I have input field value from that is used for forming XPath query. What symbols in input string should I check to minimise possibility of XML injection?
I would start with considering what is valid input for your particular use case then, look at ways to restrict everything else. If you have a fixed range of entry values, I would limit entry to just those values. Otherwise, if your use case requires you to take the future into account, then you will probably want to check for axis modifiers and path separators such as :
and \
.
It depends what you mean by 'XML injection'. Are there parts of the document that are sensitive and that the user cannot be allowed to see? Or are you opening it as a writable state and allowing the user to update parts of the document, and they should only be allowed to update certain parts?
At a basic level to answer your question you need to look for xpath axis operations (e.g. //
, /
, ::
) and wildcards (@*
, *
) as a bare minimum. But my feeling is that using user input to build xpath directly may not be the optimal solution. Maybe if you give us more context around what you're trying to achieve we could suggest alternative approaches?
This document describes in detail the concept of "Blind XPath Injection".
It provides concrete examples of XPath injections and discusses ways of preventing such.
In the section "Defending against XPath Injection" it is said:
"Defending against XPath Injection is essentially similar to defending against SQL injection. The application must sanitize user input. Specifically, the single and double quote characters should be disallowed. This can be done either in the application itself, or in a third party product (e.g. application firewall.) Testing application susceptibility to XPath Injection can be easily performed by injecting a single quote or a double quote, and inspecting the response. If an error has occurred, then it’s likely that an XPath Injection is possible."
As others have said, one should also pay attention to using of axes and the // abbreviation. If XPath 2.0 is being used, then the doc
() function should not be allowed, as it gives access to any document with known URI (or filename).
It is advisable to use an API which precompiles an XPath expression but leaves the possibility that it works with dynamically defined parameters or variables. Then the user input will define the contents of these parameters only and will never be treated as a modification of the already compiled expression.
Turn your tactics upside down.
Don't try to filter out unacceptable characters - a policy of "Assume it's OK unless I know it's bad"
Instead, filter in acceptable characters - a policy of "This stuff is OK, I'll assume everything else is bad".

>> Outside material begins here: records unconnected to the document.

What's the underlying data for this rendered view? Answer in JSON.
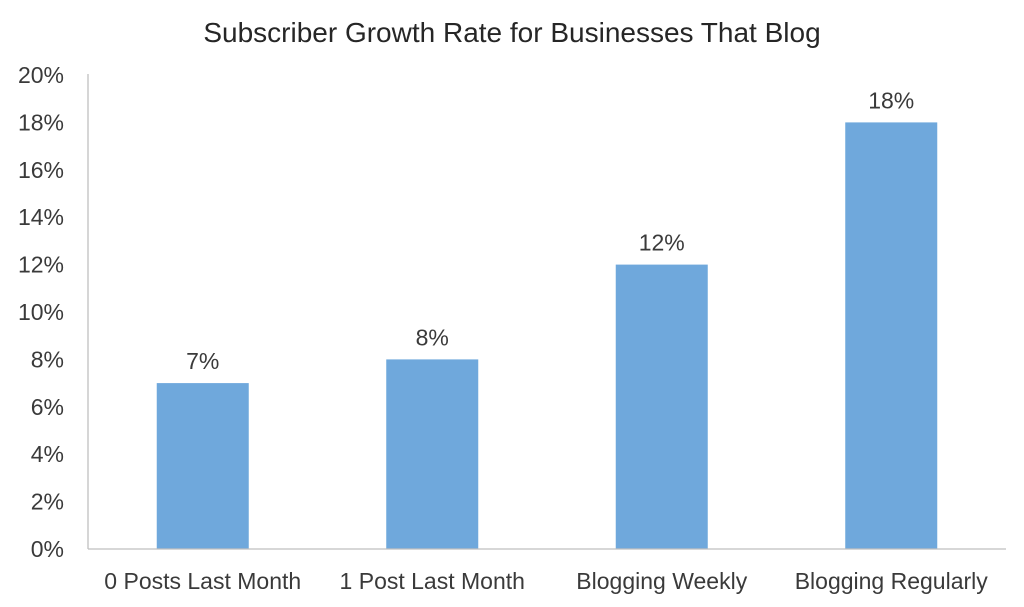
{
  "chart_data": {
    "type": "bar",
    "title": "Subscriber Growth Rate for Businesses That Blog",
    "xlabel": "",
    "ylabel": "",
    "categories": [
      "0 Posts Last Month",
      "1 Post Last Month",
      "Blogging Weekly",
      "Blogging Regularly"
    ],
    "values": [
      7,
      8,
      12,
      18
    ],
    "data_labels": [
      "7%",
      "8%",
      "12%",
      "18%"
    ],
    "ylim": [
      0,
      20
    ],
    "y_ticks": [
      0,
      2,
      4,
      6,
      8,
      10,
      12,
      14,
      16,
      18,
      20
    ],
    "y_tick_labels": [
      "0%",
      "2%",
      "4%",
      "6%",
      "8%",
      "10%",
      "12%",
      "14%",
      "16%",
      "18%",
      "20%"
    ],
    "grid": false,
    "legend": "none",
    "bar_color": "#6fa8dc",
    "axis_color": "#bfbfbf",
    "text_color": "#3a3a3a"
  }
}
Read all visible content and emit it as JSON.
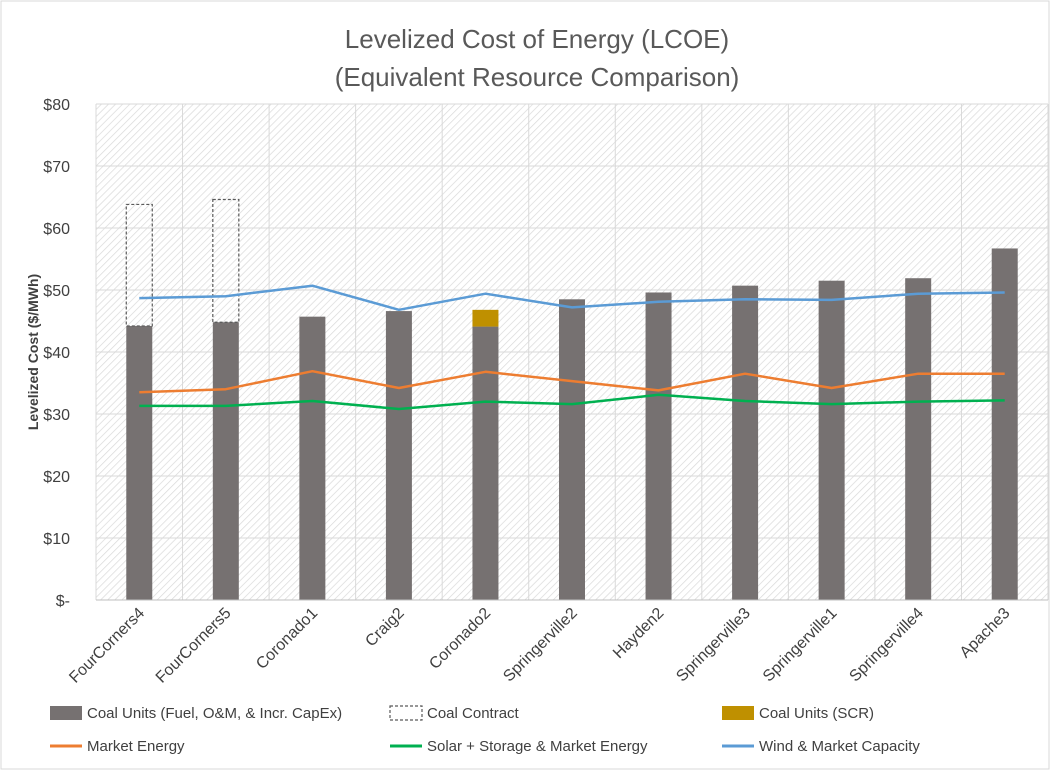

In security terms, adopt a policy of "Default Deny" instead of "Default Accept".
For example ...
... if you're asking someone for a search term, say a persons first name, limit the input to only the characters you expect to find in names.
One way would be to limit to A-Z and then ensure that your search technique is accent aware (eg i = ì = í = î = ï and so on ), though this falls down on non-european naming.
... if you're asking for a number, limit to just digits and reject everything else.emphasized text
Closing this vulnerability is just a hotfix. So applying policy "Default Deny" is too dangerous now. I decided to check input for following symbols [,",',*,=,{,\,.,space. I think this could prevent most common attacks Thank you all for answers!
A validation of the input string will be helpful, maybe, using something like a regular expression (something like this ^\w+) based on that no special chars will be allowed.